NumPy String-Indexed
NumPy String-Indexed is a NumPy extension that allows arrays to be indexed using descriptive string labels, rather than conventional zero-indexing. When a friendly matrix object is initialized, labels are assigned to each array index and each dimension, and they stick to the array after NumPy-style operations such as transposing, concatenating, and aggregating. This prevents Python programmers from having to keep track mentally of what each axis and each index represents, instead making each reference to the array in code naturally self-documenting.
NumPy String-Indexed is especially useful for applications like machine learning, scientific computing, and data science, where there is heavy use of multidimensional arrays.
The friendly matrix object is implemented as a lightweight wrapper around a NumPy ndarray
. It's easy to add to a new or existing project to make it easier to maintain code, and has negligible memory and performance overhead compared to the size of array (O(x + y + z) vs. O(xyz)).
Basic functionality
It's recommended to import NumPy String-Indexed idiomatically as fm
:
import friendly_matrix as fm
Labels are provided during object construction and can optionally be used in place of numerical indices for slicing and indexing.
The example below shows how to construct a friendly matrix containing an image with three color channels:
image = fm.ndarray(
numpy_ndarray_image, # np.ndarray with shape (3, 100, 100)
dim_names=['color_channel', 'top_to_bottom', 'left_to_right'],
color_channel=['R', 'G', 'B'])
The matrix can then be sliced like this:
# friendly matrix with shape (100, 100)
r_channel = image(color_channel='R')
# an integer
g_top_left_pixel_value = image('G', 0, 0)
# friendly matrix with shape (2, 100, 50)
br_channel_left_half = image(
color_channel=('B', 'R'),
left_to_right=range(image.dim_length('left_to_right') // 2))
Documentation
Full documentation can be found here. Below is a brief overview of Friendly Matrix functionality.
Matrix operations
Friendly matrix objects can be operated on just like NumPy ndarray
s with minimal overhead. The package contains separate implementations of most of the relevant NumPy ndarray
operations, taking advantage of labels. For example:
side_by_side = fm.concatenate((image1, image2), axis='left_to_right')
An optimized alternative is to perform label-less operations, by adding "_A"
(for "array") to the operation name:
side_by_side_arr = fm.concatenate_A((image1, image2), axis='left_to_right')

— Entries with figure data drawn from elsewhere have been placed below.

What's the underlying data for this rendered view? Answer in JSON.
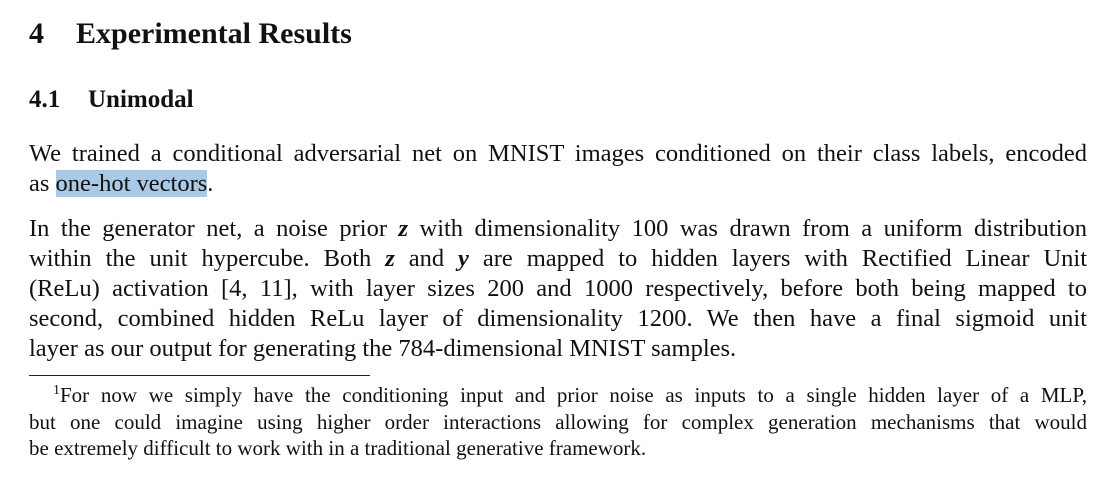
{
  "section": {
    "number": "4",
    "title": "Experimental Results"
  },
  "subsection": {
    "number": "4.1",
    "title": "Unimodal"
  },
  "paragraph1": {
    "line1": "We trained a conditional adversarial net on MNIST images conditioned on their class labels, encoded",
    "line2_pre": "as ",
    "line2_highlight": "one-hot vectors",
    "line2_post": "."
  },
  "paragraph2": {
    "l1_a": "In the generator net, a noise prior ",
    "var_z": "z",
    "l1_b": " with dimensionality 100 was drawn from a uniform distribution",
    "l2_a": "within the unit hypercube.  Both ",
    "var_z2": "z",
    "l2_b": " and ",
    "var_y": "y",
    "l2_c": " are mapped to hidden layers with Rectified Linear Unit",
    "l3": "(ReLu) activation [4, 11], with layer sizes 200 and 1000 respectively, before both being mapped to",
    "l4": "second, combined hidden ReLu layer of dimensionality 1200.  We then have a final sigmoid unit",
    "l5": "layer as our output for generating the 784-dimensional MNIST samples."
  },
  "footnote": {
    "mark": "1",
    "l1": "For now we simply have the conditioning input and prior noise as inputs to a single hidden layer of a MLP,",
    "l2": "but one could imagine using higher order interactions allowing for complex generation mechanisms that would",
    "l3": "be extremely difficult to work with in a traditional generative framework."
  }
}
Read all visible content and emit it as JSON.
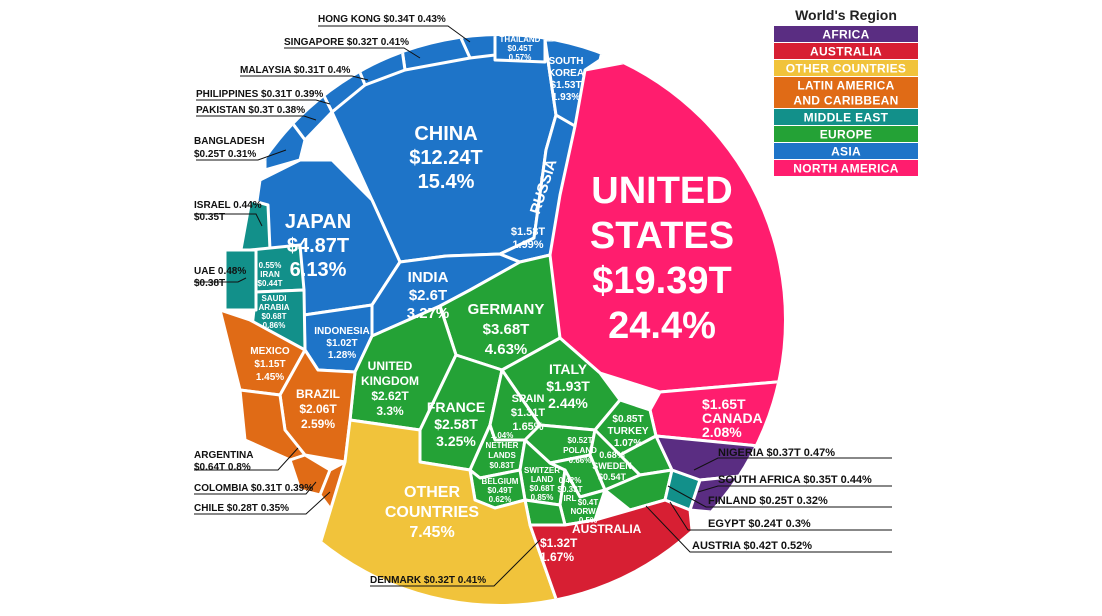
{
  "chart_data": {
    "type": "voronoi-treemap",
    "value_unit": "USD trillions (GDP)",
    "legend": {
      "title": "World's Region",
      "placement": "top-right",
      "entries": [
        {
          "name": "AFRICA",
          "color": "#5a2d82"
        },
        {
          "name": "AUSTRALIA",
          "color": "#d71f33"
        },
        {
          "name": "OTHER COUNTRIES",
          "color": "#f1c33b"
        },
        {
          "name": "LATIN AMERICA AND CARIBBEAN",
          "lines": [
            "LATIN AMERICA",
            "AND CARIBBEAN"
          ],
          "color": "#e06b16"
        },
        {
          "name": "MIDDLE EAST",
          "color": "#12908a"
        },
        {
          "name": "EUROPE",
          "color": "#24a236"
        },
        {
          "name": "ASIA",
          "color": "#1e74c8"
        },
        {
          "name": "NORTH AMERICA",
          "color": "#ff1d6e"
        }
      ]
    },
    "cells": [
      {
        "name": "UNITED STATES",
        "value": "$19.39T",
        "share": "24.4%",
        "region": "NORTH AMERICA",
        "lines": [
          "UNITED",
          "STATES",
          "$19.39T",
          "24.4%"
        ]
      },
      {
        "name": "CANADA",
        "value": "$1.65T",
        "share": "2.08%",
        "region": "NORTH AMERICA",
        "lines": [
          "$1.65T",
          "CANADA",
          "2.08%"
        ]
      },
      {
        "name": "CHINA",
        "value": "$12.24T",
        "share": "15.4%",
        "region": "ASIA",
        "lines": [
          "CHINA",
          "$12.24T",
          "15.4%"
        ]
      },
      {
        "name": "JAPAN",
        "value": "$4.87T",
        "share": "6.13%",
        "region": "ASIA",
        "lines": [
          "JAPAN",
          "$4.87T",
          "6.13%"
        ]
      },
      {
        "name": "INDIA",
        "value": "$2.6T",
        "share": "3.27%",
        "region": "ASIA",
        "lines": [
          "INDIA",
          "$2.6T",
          "3.27%"
        ]
      },
      {
        "name": "RUSSIA",
        "value": "$1.58T",
        "share": "1.99%",
        "region": "ASIA",
        "lines": [
          "RUSSIA",
          "$1.58T",
          "1.99%"
        ]
      },
      {
        "name": "SOUTH KOREA",
        "value": "$1.53T",
        "share": "1.93%",
        "region": "ASIA",
        "lines": [
          "SOUTH",
          "KOREA",
          "$1.53T",
          "1.93%"
        ]
      },
      {
        "name": "INDONESIA",
        "value": "$1.02T",
        "share": "1.28%",
        "region": "ASIA",
        "lines": [
          "INDONESIA",
          "$1.02T",
          "1.28%"
        ]
      },
      {
        "name": "THAILAND",
        "value": "$0.45T",
        "share": "0.57%",
        "region": "ASIA",
        "lines": [
          "THAILAND",
          "$0.45T",
          "0.57%"
        ]
      },
      {
        "name": "HONG KONG",
        "value": "$0.34T",
        "share": "0.43%",
        "region": "ASIA",
        "lines": [
          "HONG KONG $0.34T  0.43%"
        ]
      },
      {
        "name": "SINGAPORE",
        "value": "$0.32T",
        "share": "0.41%",
        "region": "ASIA",
        "lines": [
          "SINGAPORE $0.32T  0.41%"
        ]
      },
      {
        "name": "MALAYSIA",
        "value": "$0.31T",
        "share": "0.4%",
        "region": "ASIA",
        "lines": [
          "MALAYSIA  $0.31T   0.4%"
        ]
      },
      {
        "name": "PHILIPPINES",
        "value": "$0.31T",
        "share": "0.39%",
        "region": "ASIA",
        "lines": [
          "PHILIPPINES $0.31T  0.39%"
        ]
      },
      {
        "name": "PAKISTAN",
        "value": "$0.3T",
        "share": "0.38%",
        "region": "ASIA",
        "lines": [
          "PAKISTAN  $0.3T  0.38%"
        ]
      },
      {
        "name": "BANGLADESH",
        "value": "$0.25T",
        "share": "0.31%",
        "region": "ASIA",
        "lines": [
          "BANGLADESH",
          "$0.25T  0.31%"
        ]
      },
      {
        "name": "GERMANY",
        "value": "$3.68T",
        "share": "4.63%",
        "region": "EUROPE",
        "lines": [
          "GERMANY",
          "$3.68T",
          "4.63%"
        ]
      },
      {
        "name": "UNITED KINGDOM",
        "value": "$2.62T",
        "share": "3.3%",
        "region": "EUROPE",
        "lines": [
          "UNITED",
          "KINGDOM",
          "$2.62T",
          "3.3%"
        ]
      },
      {
        "name": "FRANCE",
        "value": "$2.58T",
        "share": "3.25%",
        "region": "EUROPE",
        "lines": [
          "FRANCE",
          "$2.58T",
          "3.25%"
        ]
      },
      {
        "name": "ITALY",
        "value": "$1.93T",
        "share": "2.44%",
        "region": "EUROPE",
        "lines": [
          "ITALY",
          "$1.93T",
          "2.44%"
        ]
      },
      {
        "name": "SPAIN",
        "value": "$1.31T",
        "share": "1.65%",
        "region": "EUROPE",
        "lines": [
          "SPAIN",
          "$1.31T",
          "1.65%"
        ]
      },
      {
        "name": "TURKEY",
        "value": "$0.85T",
        "share": "1.07%",
        "region": "EUROPE",
        "lines": [
          "$0.85T",
          "TURKEY",
          "1.07%"
        ]
      },
      {
        "name": "NETHERLANDS",
        "value": "$0.83T",
        "share": "1.04%",
        "region": "EUROPE",
        "lines": [
          "1.04%",
          "NETHER",
          "LANDS",
          "$0.83T"
        ]
      },
      {
        "name": "POLAND",
        "value": "$0.52T",
        "share": "0.66%",
        "region": "EUROPE",
        "lines": [
          "$0.52T",
          "POLAND",
          "0.66%"
        ]
      },
      {
        "name": "SWEDEN",
        "value": "$0.54T",
        "share": "0.68%",
        "region": "EUROPE",
        "lines": [
          "0.68%",
          "SWEDEN",
          "$0.54T"
        ]
      },
      {
        "name": "SWITZERLAND",
        "value": "$0.68T",
        "share": "0.85%",
        "region": "EUROPE",
        "lines": [
          "SWITZER",
          "LAND",
          "$0.68T",
          "0.85%"
        ]
      },
      {
        "name": "BELGIUM",
        "value": "$0.49T",
        "share": "0.62%",
        "region": "EUROPE",
        "lines": [
          "BELGIUM",
          "$0.49T",
          "0.62%"
        ]
      },
      {
        "name": "IRELAND",
        "value": "$0.33T",
        "share": "0.42%",
        "region": "EUROPE",
        "lines": [
          "0.42%",
          "$0.33T",
          "IRL"
        ]
      },
      {
        "name": "NORWAY",
        "value": "$0.4T",
        "share": "0.5%",
        "region": "EUROPE",
        "lines": [
          "$0.4T",
          "NORWAY",
          "0.5%"
        ]
      },
      {
        "name": "FINLAND",
        "value": "$0.25T",
        "share": "0.32%",
        "region": "EUROPE",
        "lines": [
          "FINLAND $0.25T  0.32%"
        ]
      },
      {
        "name": "AUSTRIA",
        "value": "$0.42T",
        "share": "0.52%",
        "region": "EUROPE",
        "lines": [
          "AUSTRIA $0.42T  0.52%"
        ]
      },
      {
        "name": "DENMARK",
        "value": "$0.32T",
        "share": "0.41%",
        "region": "EUROPE",
        "lines": [
          "DENMARK $0.32T 0.41%"
        ]
      },
      {
        "name": "ISRAEL",
        "value": "$0.35T",
        "share": "0.44%",
        "region": "MIDDLE EAST",
        "lines": [
          "ISRAEL 0.44%",
          "$0.35T"
        ]
      },
      {
        "name": "IRAN",
        "value": "$0.44T",
        "share": "0.55%",
        "region": "MIDDLE EAST",
        "lines": [
          "0.55%",
          "IRAN",
          "$0.44T"
        ]
      },
      {
        "name": "SAUDI ARABIA",
        "value": "$0.68T",
        "share": "0.86%",
        "region": "MIDDLE EAST",
        "lines": [
          "SAUDI",
          "ARABIA",
          "$0.68T",
          "0.86%"
        ]
      },
      {
        "name": "UAE",
        "value": "$0.38T",
        "share": "0.48%",
        "region": "MIDDLE EAST",
        "lines": [
          "UAE  0.48%",
          "$0.38T"
        ]
      },
      {
        "name": "EGYPT",
        "value": "$0.24T",
        "share": "0.3%",
        "region": "MIDDLE EAST",
        "lines": [
          "EGYPT $0.24T  0.3%"
        ]
      },
      {
        "name": "BRAZIL",
        "value": "$2.06T",
        "share": "2.59%",
        "region": "LATIN AMERICA AND CARIBBEAN",
        "lines": [
          "BRAZIL",
          "$2.06T",
          "2.59%"
        ]
      },
      {
        "name": "MEXICO",
        "value": "$1.15T",
        "share": "1.45%",
        "region": "LATIN AMERICA AND CARIBBEAN",
        "lines": [
          "MEXICO",
          "$1.15T",
          "1.45%"
        ]
      },
      {
        "name": "ARGENTINA",
        "value": "$0.64T",
        "share": "0.8%",
        "region": "LATIN AMERICA AND CARIBBEAN",
        "lines": [
          "ARGENTINA",
          "$0.64T  0.8%"
        ]
      },
      {
        "name": "COLOMBIA",
        "value": "$0.31T",
        "share": "0.39%",
        "region": "LATIN AMERICA AND CARIBBEAN",
        "lines": [
          "COLOMBIA $0.31T 0.39%"
        ]
      },
      {
        "name": "CHILE",
        "value": "$0.28T",
        "share": "0.35%",
        "region": "LATIN AMERICA AND CARIBBEAN",
        "lines": [
          "CHILE  $0.28T  0.35%"
        ]
      },
      {
        "name": "OTHER COUNTRIES",
        "value": "",
        "share": "7.45%",
        "region": "OTHER COUNTRIES",
        "lines": [
          "OTHER",
          "COUNTRIES",
          "7.45%"
        ]
      },
      {
        "name": "AUSTRALIA",
        "value": "$1.32T",
        "share": "1.67%",
        "region": "AUSTRALIA",
        "lines": [
          "AUSTRALIA",
          "$1.32T",
          "1.67%"
        ]
      },
      {
        "name": "NIGERIA",
        "value": "$0.37T",
        "share": "0.47%",
        "region": "AFRICA",
        "lines": [
          "NIGERIA $0.37T 0.47%"
        ]
      },
      {
        "name": "SOUTH AFRICA",
        "value": "$0.35T",
        "share": "0.44%",
        "region": "AFRICA",
        "lines": [
          "SOUTH AFRICA $0.35T  0.44%"
        ]
      }
    ]
  }
}
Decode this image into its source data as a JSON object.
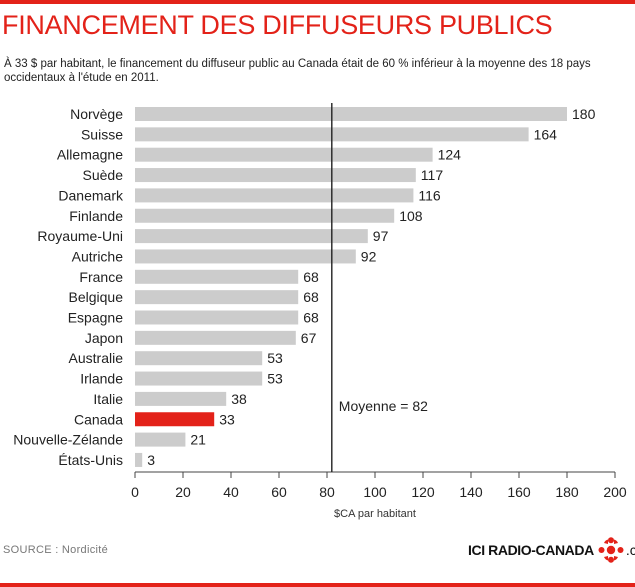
{
  "title": "FINANCEMENT DES DIFFUSEURS PUBLICS",
  "subtitle": "À 33 $ par habitant, le financement du diffuseur public au Canada était de 60 % inférieur à la moyenne des 18 pays occidentaux à l'étude en 2011.",
  "source": "SOURCE : Nordicité",
  "logo": {
    "brand": "ICI RADIO-CANADA",
    "suffix": ".ca"
  },
  "colors": {
    "accent": "#e32219",
    "bar": "#cccccc",
    "highlight": "#e32219"
  },
  "chart_data": {
    "type": "bar",
    "orientation": "horizontal",
    "categories": [
      "Norvège",
      "Suisse",
      "Allemagne",
      "Suède",
      "Danemark",
      "Finlande",
      "Royaume-Uni",
      "Autriche",
      "France",
      "Belgique",
      "Espagne",
      "Japon",
      "Australie",
      "Irlande",
      "Italie",
      "Canada",
      "Nouvelle-Zélande",
      "États-Unis"
    ],
    "values": [
      180,
      164,
      124,
      117,
      116,
      108,
      97,
      92,
      68,
      68,
      68,
      67,
      53,
      53,
      38,
      33,
      21,
      3
    ],
    "highlight": "Canada",
    "xlabel": "$CA par habitant",
    "xlim": [
      0,
      200
    ],
    "xticks": [
      0,
      20,
      40,
      60,
      80,
      100,
      120,
      140,
      160,
      180,
      200
    ],
    "reference_line": {
      "value": 82,
      "label": "Moyenne = 82"
    },
    "grid": false
  }
}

If it becomes important to optimize within a particular scope, it's recommended to shed labels before operating:
for image in huge_list:
image_processor(image.A)
Computing matrices
A friendly matrix is an ideal structure for storing and retrieving the results of computations over multiple variables. The compute_ndarray()
function executes computations over all values of the input arrays and stores them in a new Friendly Matrix ndarray
instance in a single step:
'''Collect samples from a variety of normal distributions'''
import numpy as np
n_samples_list = [1, 10, 100, 1000]
mean_list = list(range(-21, 21))
var_list = [1E1, 1E0, 1E-1, 1E-2, 1E-3]
results = fm.compute_ndarray(
['# Samples', 'Mean', 'Variance']
n_samples_list,
mean_list,
var_list,
normal_sampling_function,
dtype=np.float32)
# friendly matrices can be sliced using dicts
print(results({
'# Samples': 100,
'Mean': 0,
'Variance': 1,
}))
Formatting matrices
The formatted()
function displays a friendly matrix as a nested list. This is useful for displaying the labels and values of smaller matrices or slice results:
mean_0_results = results({
'# Samples': (1, 1000),
'Mean': 0,
'Variance': (10, 1, 0.1),
})
formatted = fm.formatted(
mean_0_results,
formatter=lambda n: round(n, 1))
print(formatted)
'''
Example output:
# Samples = 1:
Variance = 10:
2.2
Variance = 1:
-0.9
Variance = 0.1:
0.1
# Samples = 1000:
Variance = 10:
-0.2
Variance = 1:
-0.0
Variance = 0.1:
0.0
'''
Installation
pip install numpy-string-indexed
NumPy String-Indexed is listed in PyPI and can be installed with pip
.
Prerequisites: NumPy String-Indexed 0.0.1 requires Python 3 and a compatible installation of the NumPy Python package.
Discussion and support
NumPy String-Indexed is available under the MIT License.